← February 2, 2027 edition

synthetic-sciences

Orchestrate AI co-scientists

Synthetic Sciences Is Building the IDE for AI-Powered Research

The Macro: Researchers Are Drowning in Busy Work

Scientific research has a productivity crisis that has nothing to do with the science itself. Researchers spend enormous amounts of time on tasks that are necessary but not intellectually demanding. Literature reviews that take weeks of reading and synthesizing hundreds of papers. Training ML models that require setting up cloud GPU instances, managing dependencies, babysitting runs, and wrangling results. Writing papers in LaTeX, which is powerful but punishingly tedious for anything beyond simple formatting. Designing experiments based on prior results, which requires holding an absurd amount of context in your head simultaneously.

The tools researchers use have barely evolved in a decade. Jupyter notebooks are great for exploration but terrible for reproducibility. Overleaf improved collaborative LaTeX editing but did not make LaTeX any less painful. Google Scholar and Semantic Scholar help you find papers but do not help you understand them at scale. The whole workflow is a collection of disconnected tools held together by copy-paste and sheer determination.

Several companies are trying to fix parts of this. Elicit focuses on AI-assisted literature review. Consensus does something similar with a more structured approach. Paperpal helps with academic writing. But none of them are trying to build the full-stack research environment where an AI agent can handle the entire workflow from literature review through experiment design to paper writing.

That is what Synthetic Sciences is building. They describe themselves as the infrastructure for AI co-scientists, and their product is an agent platform that can delegate complete research workflows to AI.

The Micro: Four Modes of Research Automation

Aayam Bansal and Ishaan Gangwani founded Synthetic Sciences with a thesis that the Y Combinator-backed company (W25) describes simply: capable AI scientists require a human-centric product suite that generates high-quality process data, paired with research infrastructure to turn that data into increasingly autonomous systems.

The platform offers four distinct modes.

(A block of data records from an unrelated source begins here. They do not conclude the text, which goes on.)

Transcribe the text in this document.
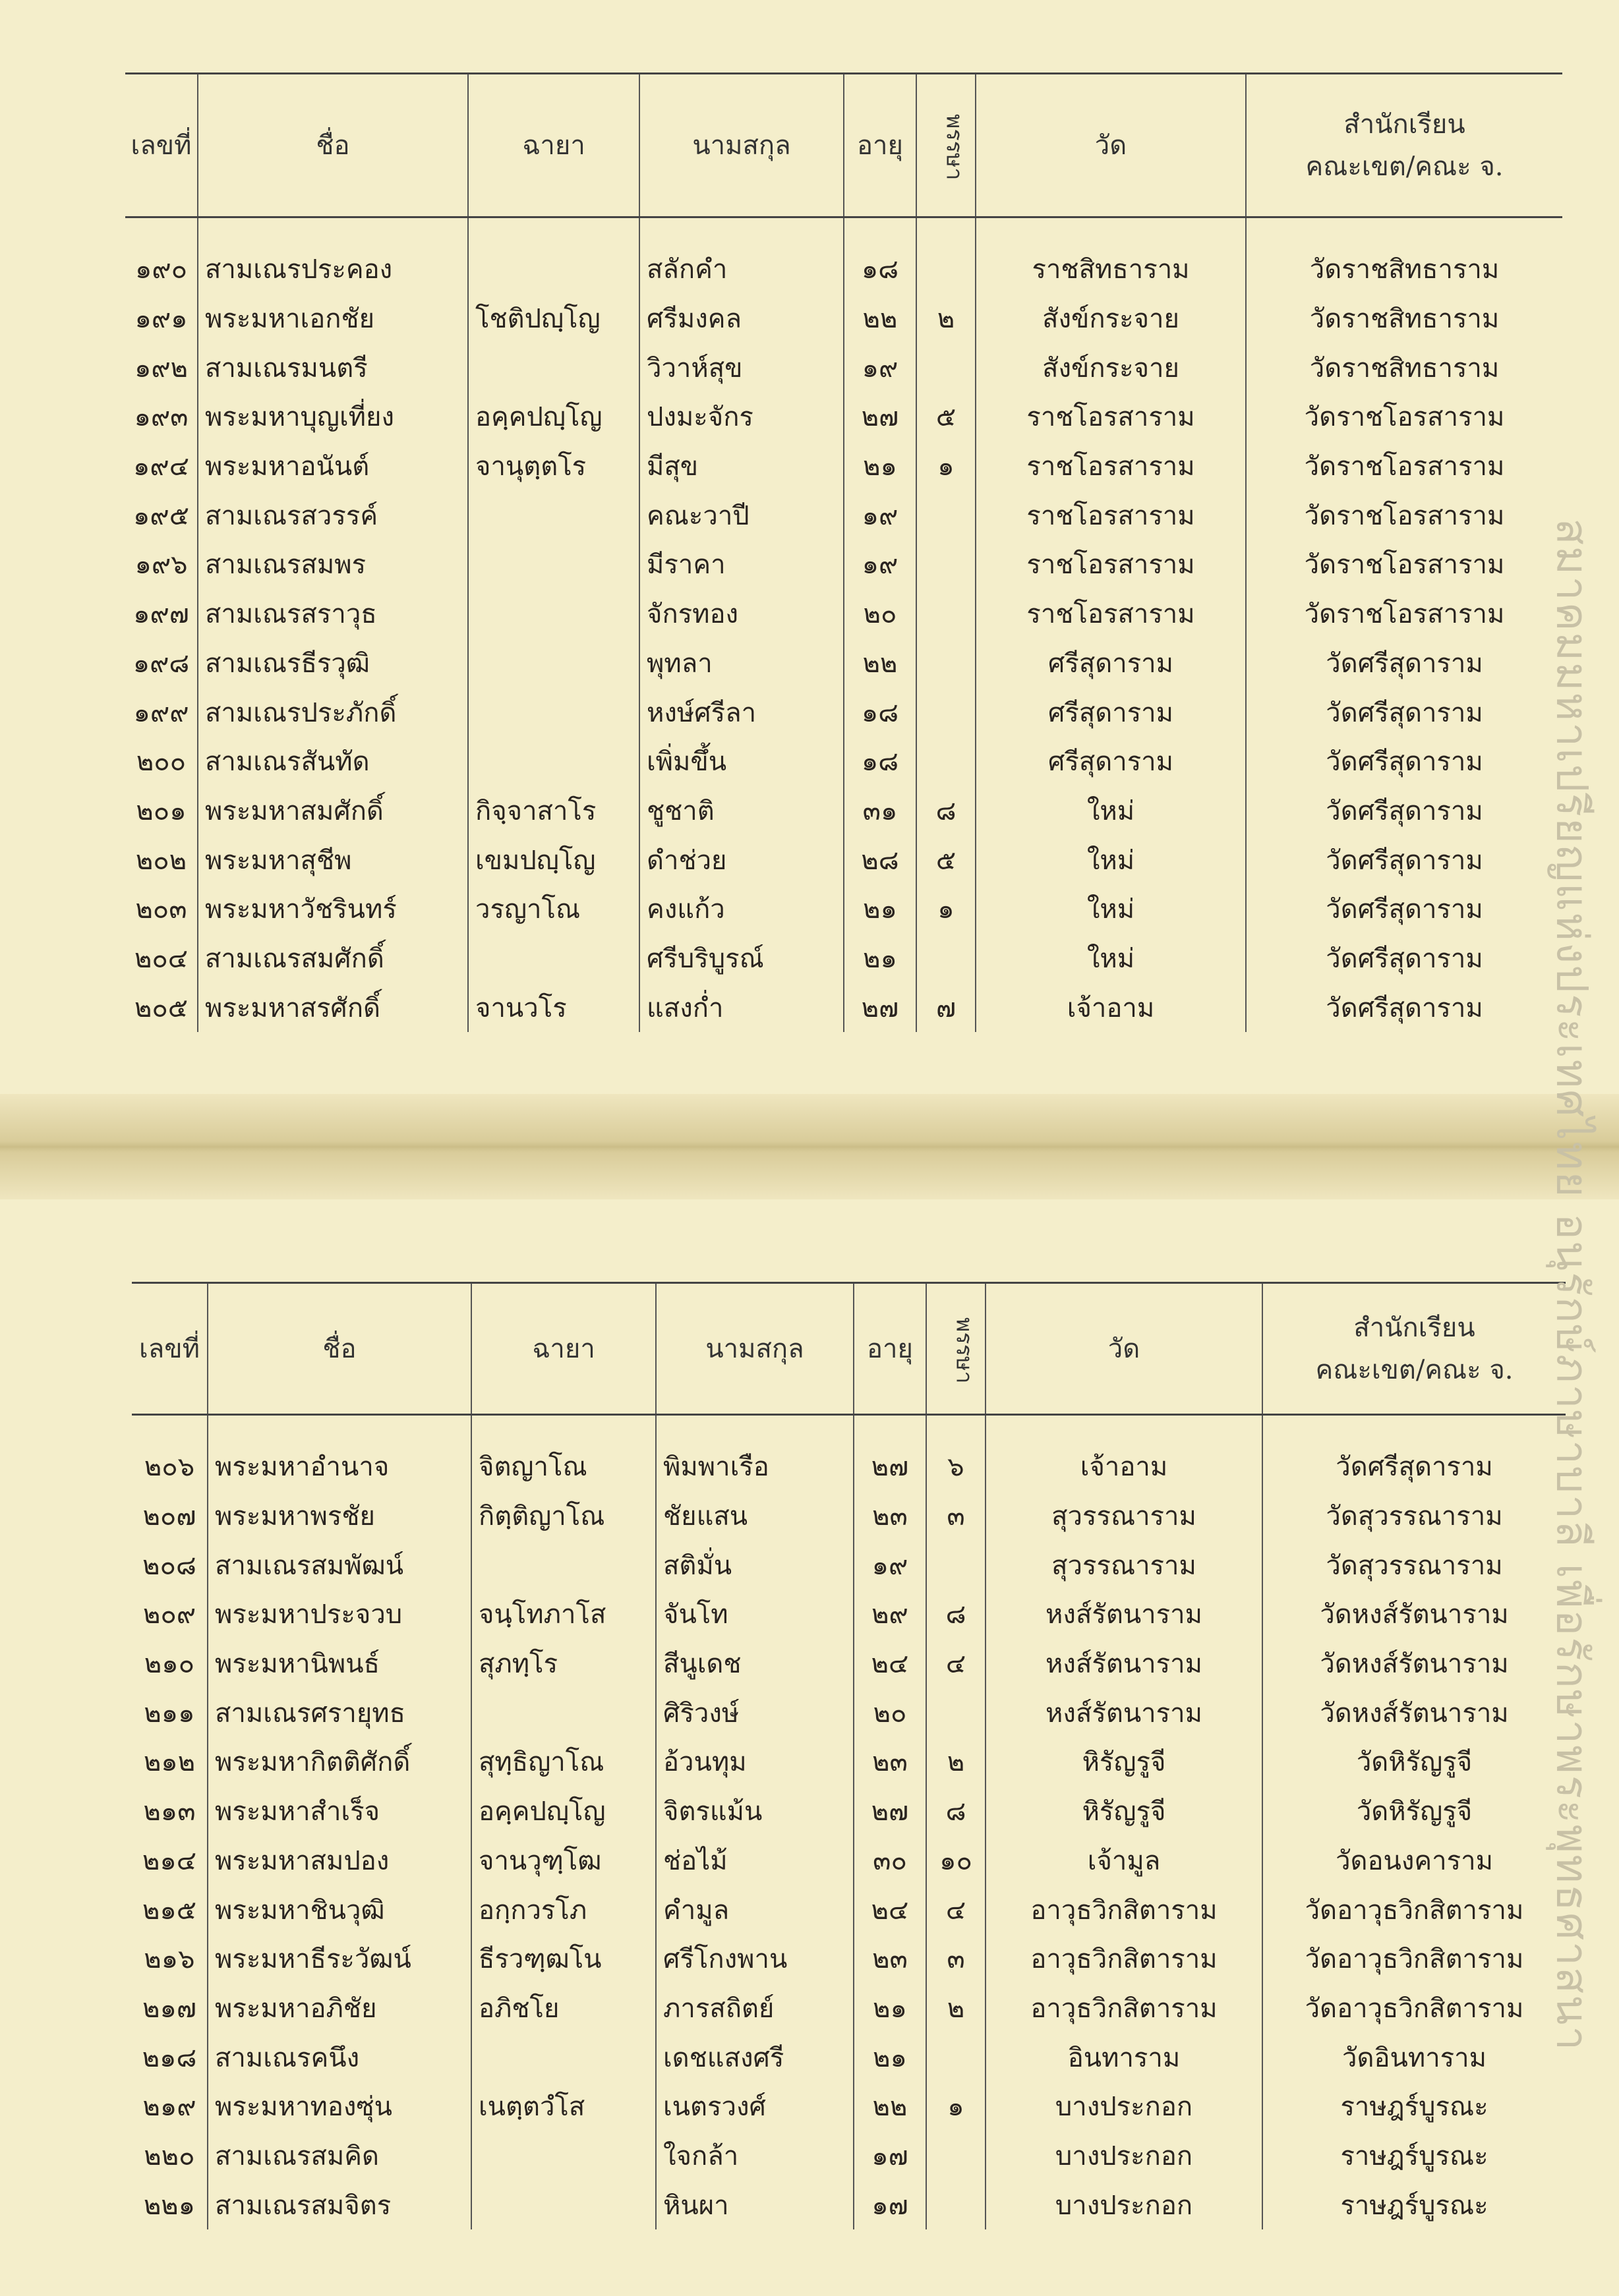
เลขที่	ชื่อ	ฉายา	นามสกุล	อายุ	พรรษา	วัด	สำนักเรียน
คณะเขต/คณะ จ.

๑๙๐	สามเณรประคอง		สลักคำ	๑๘		ราชสิทธาราม	วัดราชสิทธาราม
๑๙๑	พระมหาเอกชัย	โชติปญฺโญ	ศรีมงคล	๒๒	๒	สังข์กระจาย	วัดราชสิทธาราม
๑๙๒	สามเณรมนตรี		วิวาห์สุข	๑๙		สังข์กระจาย	วัดราชสิทธาราม
๑๙๓	พระมหาบุญเที่ยง	อคฺคปญฺโญ	ปงมะจักร	๒๗	๕	ราชโอรสาราม	วัดราชโอรสาราม
๑๙๔	พระมหาอนันต์	จานุตฺตโร	มีสุข	๒๑	๑	ราชโอรสาราม	วัดราชโอรสาราม
๑๙๕	สามเณรสวรรค์		คณะวาปี	๑๙		ราชโอรสาราม	วัดราชโอรสาราม
๑๙๖	สามเณรสมพร		มีราคา	๑๙		ราชโอรสาราม	วัดราชโอรสาราม
๑๙๗	สามเณรสราวุธ		จักรทอง	๒๐		ราชโอรสาราม	วัดราชโอรสาราม
๑๙๘	สามเณรธีรวุฒิ		พุทลา	๒๒		ศรีสุดาราม	วัดศรีสุดาราม
๑๙๙	สามเณรประภักดิ์		หงษ์ศรีลา	๑๘		ศรีสุดาราม	วัดศรีสุดาราม
๒๐๐	สามเณรสันทัด		เพิ่มขึ้น	๑๘		ศรีสุดาราม	วัดศรีสุดาราม
๒๐๑	พระมหาสมศักดิ์	กิจฺจาสาโร	ชูชาติ	๓๑	๘	ใหม่	วัดศรีสุดาราม
๒๐๒	พระมหาสุชีพ	เขมปญฺโญ	ดำช่วย	๒๘	๕	ใหม่	วัดศรีสุดาราม
๒๐๓	พระมหาวัชรินทร์	วรญาโณ	คงแก้ว	๒๑	๑	ใหม่	วัดศรีสุดาราม
๒๐๔	สามเณรสมศักดิ์		ศรีบริบูรณ์	๒๑		ใหม่	วัดศรีสุดาราม
๒๐๕	พระมหาสรศักดิ์	จานวโร	แสงก่ำ	๒๗	๗	เจ้าอาม	วัดศรีสุดาราม
เลขที่	ชื่อ	ฉายา	นามสกุล	อายุ	พรรษา	วัด	สำนักเรียน
คณะเขต/คณะ จ.

๒๐๖	พระมหาอำนาจ	จิตญาโณ	พิมพาเรือ	๒๗	๖	เจ้าอาม	วัดศรีสุดาราม
๒๐๗	พระมหาพรชัย	กิตฺติญาโณ	ชัยแสน	๒๓	๓	สุวรรณาราม	วัดสุวรรณาราม
๒๐๘	สามเณรสมพัฒน์		สติมั่น	๑๙		สุวรรณาราม	วัดสุวรรณาราม
๒๐๙	พระมหาประจวบ	จนฺโทภาโส	จันโท	๒๙	๘	หงส์รัตนาราม	วัดหงส์รัตนาราม
๒๑๐	พระมหานิพนธ์	สุภทฺโร	สีนูเดช	๒๔	๔	หงส์รัตนาราม	วัดหงส์รัตนาราม
๒๑๑	สามเณรศรายุทธ		ศิริวงษ์	๒๐		หงส์รัตนาราม	วัดหงส์รัตนาราม
๒๑๒	พระมหากิตติศักดิ์	สุทฺธิญาโณ	อ้วนทุม	๒๓	๒	หิรัญรูจี	วัดหิรัญรูจี
๒๑๓	พระมหาสำเร็จ	อคฺคปญฺโญ	จิตรแม้น	๒๗	๘	หิรัญรูจี	วัดหิรัญรูจี
๒๑๔	พระมหาสมปอง	จานวุฑฺโฒ	ช่อไม้	๓๐	๑๐	เจ้ามูล	วัดอนงคาราม
๒๑๕	พระมหาชินวุฒิ	อกฺกวรโภ	คำมูล	๒๔	๔	อาวุธวิกสิตาราม	วัดอาวุธวิกสิตาราม
๒๑๖	พระมหาธีระวัฒน์	ธีรวฑฺฒโน	ศรีโกงพาน	๒๓	๓	อาวุธวิกสิตาราม	วัดอาวุธวิกสิตาราม
๒๑๗	พระมหาอภิชัย	อภิชโย	ภารสถิตย์	๒๑	๒	อาวุธวิกสิตาราม	วัดอาวุธวิกสิตาราม
๒๑๘	สามเณรคนึง		เดชแสงศรี	๒๑		อินทาราม	วัดอินทาราม
๒๑๙	พระมหาทองซุ่น	เนตฺตวํโส	เนตรวงศ์	๒๒	๑	บางประกอก	ราษฎร์บูรณะ
๒๒๐	สามเณรสมคิด		ใจกล้า	๑๗		บางประกอก	ราษฎร์บูรณะ
๒๒๑	สามเณรสมจิตร		หินผา	๑๗		บางประกอก	ราษฎร์บูรณะ
สมาคมมหาเปรียญแห่งประเทศไทย อนุรักษ์ภาษาบาลี เพื่อรักษาพระพุทธศาสนา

Research mode for literature reviews and synthesis. Biology mode for computational biology workflows. Flywheel mode for iterative experimentation. Write mode for generating publication-ready LaTeX. You can switch modes mid-session without losing context, which matters because real research is not linear. You start reviewing literature, pivot to running an experiment, come back to refine your hypothesis, then write up results.

The GPU orchestration feature is notable. Researchers constantly struggle with provisioning cloud compute, managing CUDA dependencies, and keeping track of training runs. If Synthetic Sciences can abstract that into “tell the agent to train this model” and have it handle the infrastructure, that is hours of DevOps work eliminated per experiment.

Pricing starts at $50/month for individuals, which positions this as a tool researchers can expense without needing institutional approval. That is smart distribution. Academic purchasing processes are legendarily slow. Individual researchers buying their own tools is how most academic software gets adopted initially.

The emphasis on “persistent agent runtime and autonomous long-running workflows” suggests the agents can run experiments for hours or days without human intervention, checking back in when they need guidance or have results. This is different from a chatbot that you interact with in real time. It is closer to having a research assistant who goes away, does the work, and comes back with results.

The integration with GitHub and Hugging Face indicates they are building for the computational research community specifically, people who work with code, models, and data. This is not a tool for wet lab biologists or field ecologists. It is for researchers whose work is primarily computational, which is a large and growing segment.

The Verdict

The “Claude Code for Science” positioning in their YC description is bold but directionally right. If they can make AI research agents as productive for scientists as coding agents are becoming for developers, they are building something genuinely important.

At 30 days: how many researchers are actively using the platform beyond demos? $50/month is cheap enough that adoption should be fast if the product delivers.

At 60 days: has anyone published a paper where Synthetic Sciences was a meaningful part of the workflow? Academic credibility matters enormously in this market. One good citation is worth ten marketing pages.

At 90 days: what does the retention curve look like? Research tools have a habit of being exciting for a week and then abandoned. If users come back month after month, the platform is providing durable value.

I think the full-stack approach is the right bet. Solving one piece of the research workflow (just literature review, just writing) creates a nice tool. Solving the whole workflow creates infrastructure. Synthetic Sciences is betting on infrastructure, and if they can deliver, the market is massive.